Gandhi soulignait à raison que « les systèmes économiques qui négligent les facteurs moraux et sentimentaux sont comme des statues de cire : ils ont l’air d’être vivants et pourtant il leur manque la vie de l’être en chair et en os ». Modi a raison de voir dans la réforme agraire l’une des clés de la modernisation de l’Inde. Mais son passage en force, qui fait violence à quelque 800 millions d’Indiens, alors que les agriculteurs se sont mobilisés pour assurer l’alimentation de leurs concitoyens durant le long confinement du printemps 2020, est suicidaire. Pour être indispensable, la réforme agraire doit prendre en compte la sécurité alimentaire du cinquième de la population mondiale. Elle a vocation à être accompagnée et soutenue par les pouvoirs publics, comme elle le fut en France après 1945, et ne peut être placée sous le signe d’un capitalisme de rente et de prédation.
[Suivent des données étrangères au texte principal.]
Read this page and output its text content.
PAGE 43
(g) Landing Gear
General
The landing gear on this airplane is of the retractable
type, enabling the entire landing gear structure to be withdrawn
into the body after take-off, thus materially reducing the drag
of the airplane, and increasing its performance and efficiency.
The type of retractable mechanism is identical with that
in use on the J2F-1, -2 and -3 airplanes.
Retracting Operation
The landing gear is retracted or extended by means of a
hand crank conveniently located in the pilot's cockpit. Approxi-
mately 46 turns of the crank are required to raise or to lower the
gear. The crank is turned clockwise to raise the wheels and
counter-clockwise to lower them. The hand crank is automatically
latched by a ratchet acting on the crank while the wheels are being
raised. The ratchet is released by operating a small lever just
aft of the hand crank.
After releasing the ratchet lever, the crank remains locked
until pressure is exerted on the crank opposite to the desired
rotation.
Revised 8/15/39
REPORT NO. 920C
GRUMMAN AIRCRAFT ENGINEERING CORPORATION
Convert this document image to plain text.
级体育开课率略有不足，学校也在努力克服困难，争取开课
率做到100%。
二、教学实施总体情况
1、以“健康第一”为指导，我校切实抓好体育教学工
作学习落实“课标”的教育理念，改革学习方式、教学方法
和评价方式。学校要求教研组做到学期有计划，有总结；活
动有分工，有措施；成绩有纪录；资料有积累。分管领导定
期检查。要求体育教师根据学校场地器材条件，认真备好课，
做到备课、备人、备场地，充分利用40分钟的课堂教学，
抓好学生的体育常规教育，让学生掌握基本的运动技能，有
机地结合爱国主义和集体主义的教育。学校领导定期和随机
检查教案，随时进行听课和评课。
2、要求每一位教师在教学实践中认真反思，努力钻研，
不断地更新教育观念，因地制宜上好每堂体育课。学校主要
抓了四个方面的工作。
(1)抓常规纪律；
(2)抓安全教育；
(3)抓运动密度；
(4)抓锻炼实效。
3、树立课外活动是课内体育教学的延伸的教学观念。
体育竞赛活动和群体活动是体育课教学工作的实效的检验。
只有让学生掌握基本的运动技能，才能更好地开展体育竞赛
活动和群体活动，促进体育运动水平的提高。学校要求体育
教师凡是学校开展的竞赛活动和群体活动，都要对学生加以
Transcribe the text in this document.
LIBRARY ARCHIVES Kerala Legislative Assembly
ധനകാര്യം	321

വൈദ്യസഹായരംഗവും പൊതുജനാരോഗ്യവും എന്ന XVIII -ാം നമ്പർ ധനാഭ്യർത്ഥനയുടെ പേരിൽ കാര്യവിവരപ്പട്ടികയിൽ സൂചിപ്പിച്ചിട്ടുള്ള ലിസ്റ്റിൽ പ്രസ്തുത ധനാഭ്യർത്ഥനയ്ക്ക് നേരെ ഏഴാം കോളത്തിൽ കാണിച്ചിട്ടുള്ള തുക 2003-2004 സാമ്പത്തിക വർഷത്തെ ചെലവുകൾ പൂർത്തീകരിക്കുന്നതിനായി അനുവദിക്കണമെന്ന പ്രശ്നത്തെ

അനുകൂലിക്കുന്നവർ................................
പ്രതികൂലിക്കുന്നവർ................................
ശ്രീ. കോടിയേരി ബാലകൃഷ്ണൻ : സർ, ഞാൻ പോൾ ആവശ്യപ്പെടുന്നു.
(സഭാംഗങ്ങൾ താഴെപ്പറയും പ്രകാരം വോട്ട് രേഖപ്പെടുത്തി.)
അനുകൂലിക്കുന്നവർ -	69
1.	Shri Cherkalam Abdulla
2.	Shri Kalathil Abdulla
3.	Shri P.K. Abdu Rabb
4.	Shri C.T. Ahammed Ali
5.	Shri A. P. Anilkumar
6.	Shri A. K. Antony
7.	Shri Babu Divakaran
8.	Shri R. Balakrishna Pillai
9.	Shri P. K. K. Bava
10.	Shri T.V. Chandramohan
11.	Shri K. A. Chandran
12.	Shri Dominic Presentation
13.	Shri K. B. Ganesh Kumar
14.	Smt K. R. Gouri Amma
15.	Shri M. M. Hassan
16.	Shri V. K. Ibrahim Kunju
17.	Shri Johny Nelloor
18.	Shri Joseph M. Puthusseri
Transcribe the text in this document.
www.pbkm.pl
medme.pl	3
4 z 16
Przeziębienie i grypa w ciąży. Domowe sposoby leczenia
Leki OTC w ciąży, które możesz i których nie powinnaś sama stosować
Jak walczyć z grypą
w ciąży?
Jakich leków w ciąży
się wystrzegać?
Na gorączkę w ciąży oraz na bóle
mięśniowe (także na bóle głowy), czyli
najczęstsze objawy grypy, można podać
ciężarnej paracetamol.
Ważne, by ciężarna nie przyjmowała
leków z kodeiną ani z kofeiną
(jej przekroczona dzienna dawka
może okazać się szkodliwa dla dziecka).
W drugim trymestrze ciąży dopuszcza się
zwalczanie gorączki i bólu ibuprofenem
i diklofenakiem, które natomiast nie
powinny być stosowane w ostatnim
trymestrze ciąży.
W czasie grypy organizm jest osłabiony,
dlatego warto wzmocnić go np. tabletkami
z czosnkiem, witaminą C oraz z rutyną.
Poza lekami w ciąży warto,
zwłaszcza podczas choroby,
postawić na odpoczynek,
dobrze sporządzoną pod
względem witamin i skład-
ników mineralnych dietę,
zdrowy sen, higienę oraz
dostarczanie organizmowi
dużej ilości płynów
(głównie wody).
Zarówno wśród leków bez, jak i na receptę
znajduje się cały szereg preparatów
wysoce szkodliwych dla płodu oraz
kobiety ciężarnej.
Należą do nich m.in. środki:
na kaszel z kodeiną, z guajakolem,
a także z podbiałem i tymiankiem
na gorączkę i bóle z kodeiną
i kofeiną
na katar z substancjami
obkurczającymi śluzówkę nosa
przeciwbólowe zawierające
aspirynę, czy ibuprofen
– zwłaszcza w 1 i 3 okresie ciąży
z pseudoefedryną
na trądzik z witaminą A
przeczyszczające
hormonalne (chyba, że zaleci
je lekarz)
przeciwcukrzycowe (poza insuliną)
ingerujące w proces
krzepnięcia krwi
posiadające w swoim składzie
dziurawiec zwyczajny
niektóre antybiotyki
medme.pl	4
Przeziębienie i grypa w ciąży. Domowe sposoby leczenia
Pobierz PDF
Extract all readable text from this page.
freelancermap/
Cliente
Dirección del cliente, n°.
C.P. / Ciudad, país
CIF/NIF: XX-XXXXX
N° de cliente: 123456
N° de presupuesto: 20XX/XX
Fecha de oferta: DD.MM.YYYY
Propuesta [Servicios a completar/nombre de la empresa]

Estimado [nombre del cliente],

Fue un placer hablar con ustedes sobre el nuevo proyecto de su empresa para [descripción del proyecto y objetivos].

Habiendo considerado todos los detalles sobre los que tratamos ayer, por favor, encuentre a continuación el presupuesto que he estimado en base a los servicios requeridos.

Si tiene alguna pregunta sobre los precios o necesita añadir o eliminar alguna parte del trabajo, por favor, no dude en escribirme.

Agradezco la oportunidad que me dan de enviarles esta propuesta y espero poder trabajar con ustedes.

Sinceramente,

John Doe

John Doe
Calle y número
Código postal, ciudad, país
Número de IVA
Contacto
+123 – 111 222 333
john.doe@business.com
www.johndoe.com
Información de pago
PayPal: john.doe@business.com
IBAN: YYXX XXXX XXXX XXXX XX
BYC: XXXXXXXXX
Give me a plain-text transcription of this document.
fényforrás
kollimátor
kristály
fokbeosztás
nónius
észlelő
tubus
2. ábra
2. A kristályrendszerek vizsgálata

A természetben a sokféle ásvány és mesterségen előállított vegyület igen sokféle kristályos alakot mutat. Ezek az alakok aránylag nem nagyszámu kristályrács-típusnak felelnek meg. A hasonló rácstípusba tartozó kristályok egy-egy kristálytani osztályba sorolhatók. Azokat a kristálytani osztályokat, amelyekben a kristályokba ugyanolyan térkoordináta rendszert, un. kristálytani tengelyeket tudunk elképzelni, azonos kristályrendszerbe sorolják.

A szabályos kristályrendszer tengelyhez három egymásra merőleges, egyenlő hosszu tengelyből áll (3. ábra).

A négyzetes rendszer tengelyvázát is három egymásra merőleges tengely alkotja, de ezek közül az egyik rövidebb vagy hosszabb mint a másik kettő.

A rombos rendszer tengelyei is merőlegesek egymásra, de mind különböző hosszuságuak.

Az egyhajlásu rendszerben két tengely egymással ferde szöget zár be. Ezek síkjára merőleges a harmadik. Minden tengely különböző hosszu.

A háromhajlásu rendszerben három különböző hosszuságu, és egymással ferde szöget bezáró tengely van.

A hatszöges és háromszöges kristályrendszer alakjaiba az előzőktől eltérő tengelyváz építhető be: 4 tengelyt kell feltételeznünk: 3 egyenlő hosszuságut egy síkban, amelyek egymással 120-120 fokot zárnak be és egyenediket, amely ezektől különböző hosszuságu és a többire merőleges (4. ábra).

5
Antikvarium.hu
La révolte des paysans indiens, en pleine pandémie et alors qu’une escalade est possible à tout moment avec la Chine, souligne les limites du leadership autoritaire et erratique de Narendra Modi, dans le droit fil de la désastreuse opération de démonétisation, de l’introduction chaotique de la TVA ou de la complaisance longtemps entretenue envers Xi Jinping. Dans une démocratie, la loi ne doit pas seulement être nécessaire, elle doit aussi être juste. Et, comme l’ont montré les États-Unis, l’instauration d’un climat de guerre civile est un jeu dangereux auquel peuvent se brûler, eux aussi, les leaders populistes.